Hazırlıklar tamamlandıktan sonra ameliyat gününden önceki gece saat 12‘den sonra hiçbirşey yiyip içilmez ve ameliyat sabahına aç olarak hazırlanılır. Mutlaka alınması gereken ilaçlar çok az suyla ameliyat sabahı alınabilir. Ameliyat genellikle bel bölgesinden yapılan iğne ile (epidural-spinal), bazen de genel anestezi ile yapılmaktadır.Anestezi şekline anestezi doktoru karar verir.Anestezi şekli ne olursa olsun ağrı hiç duyulmamaktadır.Ayrıca belden anestezi yapılan hastalara uyku hali verilen ilaçlar yapılarak ameliyathane ortamından kaynaklanan rahatsızlık hissi ortadan kaldırılmaktadır. Ameliyat genellikle bir saat civarında sürer, ancak ameliyathaneden hastanın odasına gelişi, tüm hazırlıklar ve ameliyat sonrası hastanın tüm hayati bulguları normal olana kadar ameliyathanede takip edildiğinden, birkaç saat sürebilir. Epidural anestezi yapıldığında genellikle hastanın ameliyat sonrası ağrısını kendisinin de düğme aracılığıyla kontrol edebildiği bir sistem kurulmaktadır.Bunun dışında da ameliyata bağlı ağrılar ilaçlarla giderilir.Ameliyattan sonra pıhtılaşmayı önlemek amacıyla varis çorabı giydirilmektedir.

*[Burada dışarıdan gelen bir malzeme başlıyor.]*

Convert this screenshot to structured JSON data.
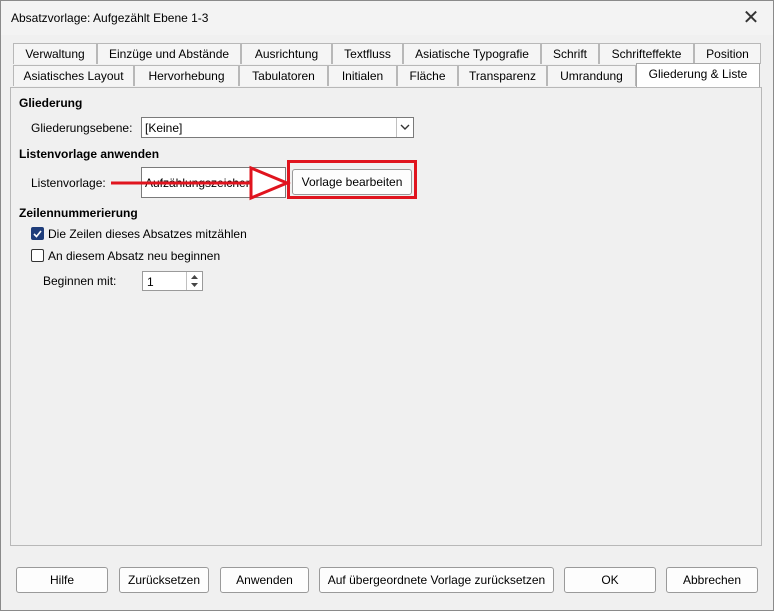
{
  "window": {
    "title": "Absatzvorlage: Aufgezählt Ebene 1-3"
  },
  "tabs_row1": [
    "Verwaltung",
    "Einzüge und Abstände",
    "Ausrichtung",
    "Textfluss",
    "Asiatische Typografie",
    "Schrift",
    "Schrifteffekte",
    "Position"
  ],
  "tabs_row2": [
    "Asiatisches Layout",
    "Hervorhebung",
    "Tabulatoren",
    "Initialen",
    "Fläche",
    "Transparenz",
    "Umrandung",
    "Gliederung & Liste"
  ],
  "active_tab": "Gliederung & Liste",
  "outline": {
    "header": "Gliederung",
    "level_label": "Gliederungsebene:",
    "level_value": "[Keine]"
  },
  "list_style": {
    "header": "Listenvorlage anwenden",
    "label": "Listenvorlage:",
    "value": "Aufzählungszeichen",
    "edit_button": "Vorlage bearbeiten"
  },
  "line_numbering": {
    "header": "Zeilennummerierung",
    "count_lines_label": "Die Zeilen dieses Absatzes mitzählen",
    "count_lines_checked": true,
    "restart_label": "An diesem Absatz neu beginnen",
    "restart_checked": false,
    "start_label": "Beginnen mit:",
    "start_value": "1"
  },
  "buttons": {
    "help": "Hilfe",
    "reset": "Zurücksetzen",
    "apply": "Anwenden",
    "reset_parent": "Auf übergeordnete Vorlage zurücksetzen",
    "ok": "OK",
    "cancel": "Abbrechen"
  },
  "colors": {
    "annotation_red": "#e0141e",
    "checkbox_blue": "#1f3d7a"
  }
}
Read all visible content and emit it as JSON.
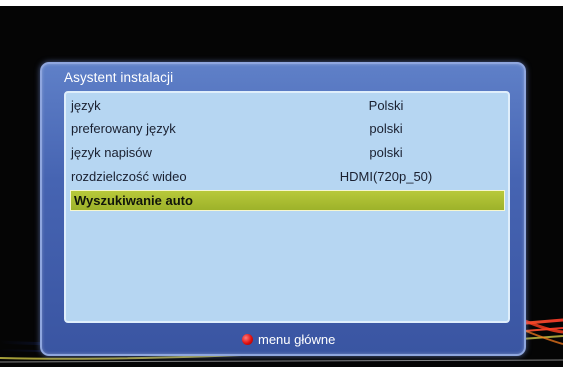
{
  "dialog": {
    "title": "Asystent instalacji",
    "rows": [
      {
        "label": "język",
        "value": "Polski"
      },
      {
        "label": "preferowany język",
        "value": "polski"
      },
      {
        "label": "język napisów",
        "value": "polski"
      },
      {
        "label": "rozdzielczość wideo",
        "value": "HDMI(720p_50)"
      },
      {
        "label": "Wyszukiwanie auto",
        "value": ""
      }
    ],
    "selected_index": 4
  },
  "footer": {
    "red_button_label": "menu główne",
    "red_button_color": "#e01010"
  },
  "colors": {
    "panel": "#4664b2",
    "list_background": "#b6d6f2",
    "highlight": "#a8bc30"
  }
}
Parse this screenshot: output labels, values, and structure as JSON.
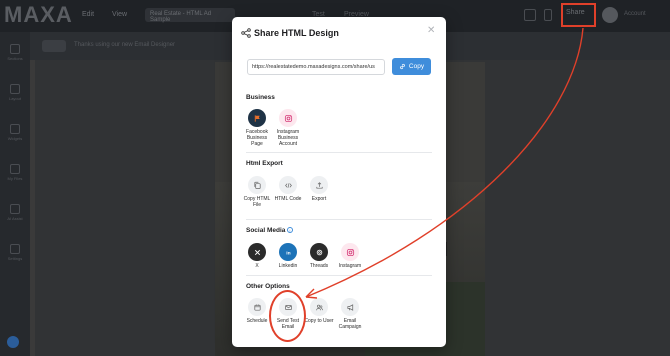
{
  "app": {
    "logo": "MAXA",
    "tabs": [
      "Edit",
      "View"
    ],
    "design_name": "Real Estate - HTML Ad Sample",
    "toolbar_misc": [
      "Test",
      "Preview"
    ],
    "share_label": "Share",
    "user_label": "Account"
  },
  "sidebar": {
    "items": [
      "Sections",
      "Layout",
      "Widgets",
      "My Files",
      "AI Assist",
      "Settings"
    ]
  },
  "subbar": {
    "chip": "Mobile",
    "text": "Thanks using our new Email Designer"
  },
  "modal": {
    "title": "Share HTML Design",
    "url": "https://realestatedemo.maxadesigns.com/share/us",
    "copy_label": "Copy",
    "sections": {
      "business": {
        "title": "Business",
        "items": [
          {
            "label": "Facebook Business Page",
            "icon": "flag-icon"
          },
          {
            "label": "Instagram Business Account",
            "icon": "instagram-icon"
          }
        ]
      },
      "html_export": {
        "title": "Html Export",
        "items": [
          {
            "label": "Copy HTML File",
            "icon": "copy-icon"
          },
          {
            "label": "HTML Code",
            "icon": "code-icon"
          },
          {
            "label": "Export",
            "icon": "upload-icon"
          }
        ]
      },
      "social_media": {
        "title": "Social Media",
        "items": [
          {
            "label": "X",
            "icon": "x-icon"
          },
          {
            "label": "Linkedin",
            "icon": "linkedin-icon"
          },
          {
            "label": "Threads",
            "icon": "threads-icon"
          },
          {
            "label": "Instagram",
            "icon": "instagram-icon"
          }
        ]
      },
      "other_options": {
        "title": "Other Options",
        "items": [
          {
            "label": "Schedule",
            "icon": "calendar-icon"
          },
          {
            "label": "Send Test Email",
            "icon": "mail-icon"
          },
          {
            "label": "Copy to User",
            "icon": "users-icon"
          },
          {
            "label": "Email Campaign",
            "icon": "megaphone-icon"
          }
        ]
      }
    }
  },
  "colors": {
    "accent": "#3f8ddb",
    "annotation": "#e0402a"
  }
}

Ameliyattan sonraki gün hastanın genel durumu, kan değerleri, tansiyon nabız gibi bulguları normal olduğunda yürüteç (walker) yardımıyla ayağa kaldırılıarak yürütülür. Yürürken ameliyatlı bacağına tam yük vermesi sağlanır.Birkaç kez ayağa kalktıktan sonra hasta, istediği zaman yürüteçle ayağa kalkıp dolaşabilir, tuvalete oturabilir, yemeğini koltukta oturarak yiyebilir.

Hastaya diz eklem hareketlerini arttırıcı ve kasları güçlendirici egzersizler gösterilerek gün içinde tekrar etmesi sağlanır.Genellikle ek fizik tedaviye gerek yoktur.

Ameliyat sonrası 1 gün antibiyotik tedavisi sürdürülür. Pıhtılaşmayı önleyici ilaçlar ise tıbbi engeller olmadığı taktirde 2-4 hafta süreyle evde devam ettirilir.

Taburcu olduktan sonra neler yapılmalıdır?

Herhangi bir sorun olmadığı taktirde hasta ameliyat sonrası 3.gün taburcu edilir. Evde yürüteçle yürümeye, egzersizleri yapmaya devam eder ve yazılan ilaçlarını kullanır. Yara pansumanı 3 günde bir sadece iyotlu ilaçlar (betadin-baticon) kullanılarak steril gazlı bezlerle kapatılarak yapılır. Dikişler alınana kadar yara bölgesine su değdirilmemelidir. Aksi söylenmedikçe ameliyattan 21 gün sonra dikişler alınır, varis çorapları çıkarılır. Ameliyattan itibaren 6 hafta sonra ise hastaneye gelinerek muayene, röntgen ve gerekirse kan tetkikleriyle kontrolleri yapılır. Daha sonra ise 3., 6.aylarda ve 1. yıl sonunda tekrar kontrole çağırılır.

Normal kontroller dışında şiddetli ağrı, ateş, yara yerinde akıntı, kötü koku, fazla kızarıklık, bacakta fazla şişlik, nefes alamama gibi durumlarda hemen doktora başvurulmalıdır.